La revue Alternatives Economiques, en coopération avec La Caisse des Dépôts et Consignation, a publié en septembre 2003 un dossier sur « l’utilité sociale de l’action publique et de l’entreprise privée ». La définition de l’utilité sociale proposée par ce dossier est particulièrement bien adaptée par rapport à notre réflexion sur la valeur des politiques de développement et plus généralement sur la valeur des politiques publiques . « S’interroger sur l’utilité sociale d’un bien ou d’un service, qu’il soit offert par un acteur public, une association ou une entreprise privée, revient à questionner le processus qui a permis de légitimer sa production.

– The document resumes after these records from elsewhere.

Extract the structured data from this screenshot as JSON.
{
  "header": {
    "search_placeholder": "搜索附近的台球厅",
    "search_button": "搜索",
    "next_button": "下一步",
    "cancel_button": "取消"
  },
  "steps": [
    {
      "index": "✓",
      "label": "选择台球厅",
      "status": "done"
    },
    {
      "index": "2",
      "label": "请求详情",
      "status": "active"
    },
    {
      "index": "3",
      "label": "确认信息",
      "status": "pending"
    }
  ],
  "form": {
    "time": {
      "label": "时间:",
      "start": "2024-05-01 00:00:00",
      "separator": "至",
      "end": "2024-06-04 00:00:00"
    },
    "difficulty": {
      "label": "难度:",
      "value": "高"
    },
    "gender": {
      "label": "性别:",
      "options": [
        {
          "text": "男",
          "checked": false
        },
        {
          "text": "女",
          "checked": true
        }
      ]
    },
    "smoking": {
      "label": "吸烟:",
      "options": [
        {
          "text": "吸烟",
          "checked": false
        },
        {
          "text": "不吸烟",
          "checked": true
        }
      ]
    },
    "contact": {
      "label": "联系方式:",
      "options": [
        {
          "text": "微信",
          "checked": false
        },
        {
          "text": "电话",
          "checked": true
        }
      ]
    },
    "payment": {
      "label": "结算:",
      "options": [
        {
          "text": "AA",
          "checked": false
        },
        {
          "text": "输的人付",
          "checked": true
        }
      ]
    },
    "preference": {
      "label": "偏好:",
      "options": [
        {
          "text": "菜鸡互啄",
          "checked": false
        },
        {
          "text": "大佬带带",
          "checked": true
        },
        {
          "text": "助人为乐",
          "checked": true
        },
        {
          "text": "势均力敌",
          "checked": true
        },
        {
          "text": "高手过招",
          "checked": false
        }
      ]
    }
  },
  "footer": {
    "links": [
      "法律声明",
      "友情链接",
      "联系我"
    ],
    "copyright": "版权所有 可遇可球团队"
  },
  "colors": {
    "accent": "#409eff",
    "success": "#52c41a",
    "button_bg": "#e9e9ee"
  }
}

L’utilité sociale de l’action publique ne peut ainsi être développée qu’en donnant place à davantage de délibération collective, davantage d’évaluation pluraliste, de décentralisation et de délégation au profit de structures à l’écoute de la demande sociale »[6]. Le dossier souligne que l’atteinte des objectifs, qu’on mesure par des indicateurs de résultat, ne suffit pourtant pas à évaluer une politique publique. « Par exemple, l’évolution du taux de chômage est l’un des indicateurs qui permet de mesurer l’efficacité d’une politique de l’emploi. Mais il ne suffit pas, ne serait-ce parce qu’il est influencé par d’autres facteurs comme la conjoncture économique ; l’évaluation des politiques publiques se fait plus souvent en s’interrogeant sur leur pertinence, leur cohérence, leur efficacité et leur impact»[7].
Il n’est pas inutile de préciser les caractéristiques auxquelles doivent répondre l’évaluation d’une politique publique en termes d’utilité sociale :
- La pertinence : Les objectifs de la politique mise en place sont ils adaptés au besoin social ou au problème de société auquel les pouvoirs publics veulent répondre ?
- La cohérence : les différents objectifs de la politique mais aussi ceux des autres politiques forment ils un système cohérent ?
- L’efficacité : les effets spécifiques de la politique sont ils conformes à ses objectifs ? Les indicateurs sont conçus pour essayer de répondre à cette question
- L’efficience : les ressources financières mobilisées ont elles été bien utilisées et les résultats obtenus sont ils à la mesure des coûts ?[8]
L’approche en terme « d’utilité sociale », montre que la discussion des objectifs et la construction des indicateurs remplissent un rôle déterminant dans l’évaluation de l’utilité sociale d’une politique publique et donc dans celle d’une politique de développement, mais ils ne sont pas suffisants.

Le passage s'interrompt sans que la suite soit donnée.